This article, entitled "Orthexia - when eating right goes wrong," comes from partner site Best Food Facts.
Being careful about what you eat and thinking about nutrition are good habits. However, sometimes what starts out as good intentions can turn into an unhealthy pattern.
When healthy eating becomes an unhealthy obsession, it may be a condition known as orthorexia. The literal translation of the term orthorexia is “fixation on righteous eating.” The concept was first introduced by Dr. Steven Bratman in the 1990s.
Sheena Gregg, registered dietitian and assistant director of the Department of Health Promotion and Wellness at the University of Alabama, explained that the condition can develop when eating right becomes all-consuming in a person’s life.

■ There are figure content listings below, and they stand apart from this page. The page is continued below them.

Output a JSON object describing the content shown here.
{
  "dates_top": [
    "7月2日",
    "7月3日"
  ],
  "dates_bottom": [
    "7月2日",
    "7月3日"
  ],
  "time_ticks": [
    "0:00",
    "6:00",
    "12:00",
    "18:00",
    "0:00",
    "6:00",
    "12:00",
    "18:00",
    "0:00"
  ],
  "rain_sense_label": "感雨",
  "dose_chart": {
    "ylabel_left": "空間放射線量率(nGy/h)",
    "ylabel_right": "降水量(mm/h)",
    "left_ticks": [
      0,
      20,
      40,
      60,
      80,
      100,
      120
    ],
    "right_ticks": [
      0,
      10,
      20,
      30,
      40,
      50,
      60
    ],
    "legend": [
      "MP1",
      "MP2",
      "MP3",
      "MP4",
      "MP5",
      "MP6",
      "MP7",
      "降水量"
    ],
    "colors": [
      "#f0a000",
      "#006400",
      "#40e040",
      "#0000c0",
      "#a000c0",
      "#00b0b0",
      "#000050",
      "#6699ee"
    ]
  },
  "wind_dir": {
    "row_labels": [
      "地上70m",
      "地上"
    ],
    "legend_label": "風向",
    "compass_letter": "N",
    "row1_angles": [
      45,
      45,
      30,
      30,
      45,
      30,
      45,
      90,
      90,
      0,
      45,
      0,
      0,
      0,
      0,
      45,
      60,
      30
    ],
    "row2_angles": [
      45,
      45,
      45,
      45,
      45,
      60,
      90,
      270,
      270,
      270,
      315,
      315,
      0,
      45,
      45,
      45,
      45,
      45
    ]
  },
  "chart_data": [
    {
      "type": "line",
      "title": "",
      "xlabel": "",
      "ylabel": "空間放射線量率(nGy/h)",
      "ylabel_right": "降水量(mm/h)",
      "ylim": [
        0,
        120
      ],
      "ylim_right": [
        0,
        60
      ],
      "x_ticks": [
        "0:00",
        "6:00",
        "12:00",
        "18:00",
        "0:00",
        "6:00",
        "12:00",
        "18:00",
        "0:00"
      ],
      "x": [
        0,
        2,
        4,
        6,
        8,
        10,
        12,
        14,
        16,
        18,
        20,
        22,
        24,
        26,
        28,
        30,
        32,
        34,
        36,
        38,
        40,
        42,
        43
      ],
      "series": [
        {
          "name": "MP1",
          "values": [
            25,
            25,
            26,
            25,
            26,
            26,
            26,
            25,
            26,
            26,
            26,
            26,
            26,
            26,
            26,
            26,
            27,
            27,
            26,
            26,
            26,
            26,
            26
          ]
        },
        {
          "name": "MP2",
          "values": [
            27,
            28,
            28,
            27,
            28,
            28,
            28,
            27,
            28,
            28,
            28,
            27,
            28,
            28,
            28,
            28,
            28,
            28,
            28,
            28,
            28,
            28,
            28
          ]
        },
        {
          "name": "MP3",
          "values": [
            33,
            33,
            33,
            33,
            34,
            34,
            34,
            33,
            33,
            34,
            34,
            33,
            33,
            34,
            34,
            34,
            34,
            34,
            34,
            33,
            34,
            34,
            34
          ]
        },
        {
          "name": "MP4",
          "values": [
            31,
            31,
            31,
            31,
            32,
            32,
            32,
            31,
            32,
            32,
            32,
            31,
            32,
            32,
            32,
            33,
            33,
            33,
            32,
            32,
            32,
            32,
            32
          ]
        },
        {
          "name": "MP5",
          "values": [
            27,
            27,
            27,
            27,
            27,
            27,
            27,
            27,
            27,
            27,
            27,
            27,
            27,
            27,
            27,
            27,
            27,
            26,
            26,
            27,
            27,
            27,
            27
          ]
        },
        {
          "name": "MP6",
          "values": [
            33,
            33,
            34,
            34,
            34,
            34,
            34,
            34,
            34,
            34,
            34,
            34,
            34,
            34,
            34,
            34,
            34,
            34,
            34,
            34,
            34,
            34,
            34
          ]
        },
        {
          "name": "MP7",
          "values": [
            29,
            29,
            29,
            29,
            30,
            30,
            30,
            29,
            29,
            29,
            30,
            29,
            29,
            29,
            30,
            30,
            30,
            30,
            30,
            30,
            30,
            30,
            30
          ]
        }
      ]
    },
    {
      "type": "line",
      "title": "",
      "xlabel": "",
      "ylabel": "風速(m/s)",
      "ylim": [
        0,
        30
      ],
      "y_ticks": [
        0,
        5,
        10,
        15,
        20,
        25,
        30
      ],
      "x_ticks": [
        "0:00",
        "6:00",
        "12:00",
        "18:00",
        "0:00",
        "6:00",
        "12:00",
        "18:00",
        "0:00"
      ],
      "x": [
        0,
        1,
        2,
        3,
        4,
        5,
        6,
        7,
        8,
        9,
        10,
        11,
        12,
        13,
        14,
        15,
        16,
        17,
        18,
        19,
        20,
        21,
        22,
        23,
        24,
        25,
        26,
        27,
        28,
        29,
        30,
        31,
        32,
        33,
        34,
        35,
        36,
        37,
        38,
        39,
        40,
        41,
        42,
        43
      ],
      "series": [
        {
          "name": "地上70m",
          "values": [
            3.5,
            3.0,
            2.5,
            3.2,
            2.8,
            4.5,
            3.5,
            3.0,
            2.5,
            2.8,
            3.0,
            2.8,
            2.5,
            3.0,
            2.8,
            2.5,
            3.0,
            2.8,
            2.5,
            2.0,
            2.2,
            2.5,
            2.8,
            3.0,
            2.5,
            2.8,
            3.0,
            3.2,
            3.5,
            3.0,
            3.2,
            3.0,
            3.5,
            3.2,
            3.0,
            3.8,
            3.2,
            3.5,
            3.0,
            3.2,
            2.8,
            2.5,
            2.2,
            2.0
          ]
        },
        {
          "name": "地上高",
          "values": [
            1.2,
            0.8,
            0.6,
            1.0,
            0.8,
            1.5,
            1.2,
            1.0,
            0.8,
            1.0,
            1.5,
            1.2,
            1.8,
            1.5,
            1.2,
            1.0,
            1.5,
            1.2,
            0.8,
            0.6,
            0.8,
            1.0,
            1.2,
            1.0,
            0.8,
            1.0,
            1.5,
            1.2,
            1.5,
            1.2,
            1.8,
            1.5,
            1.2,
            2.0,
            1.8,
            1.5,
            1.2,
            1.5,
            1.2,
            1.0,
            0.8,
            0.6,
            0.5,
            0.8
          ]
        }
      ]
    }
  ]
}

Symptoms in those described with orthorexia include an obsession with food choice, specifically in regards to how it was prepared and the level of nutritional value it has. Those with orthorexia may also place moral judgment on others based on their dietary choices and level of consuming ‘impure’ food.
An official mental health diagnosis has not yet been designated, but criteria for diagnosing orthorexia was proposed this year in the peer-reviewed journal Eating Behaviors.
Those engaged in orthorexia or orthorexic thinking may find themselves having a lower quality of life through social isolation, especially as it relates to their life revolving around the planning of meals.
The strict diet can also cause physical problems.
Though orthorexia meal choices are centered on foods that are perceived to be healthy, the overall quality of diet may be unhealthy or inadequate due to strict limitation or elimination of entire food groups.
Balance is the essential ingredient to understanding the roles different foods play in a healthy lifestyle.
The key to having a balanced approach to mindful eating is understanding and accepting that food is eaten for both nourishment and pleasure. Giving ourselves full permission to eat all foods allows us to explore our body’s cravings without guilt or judgment.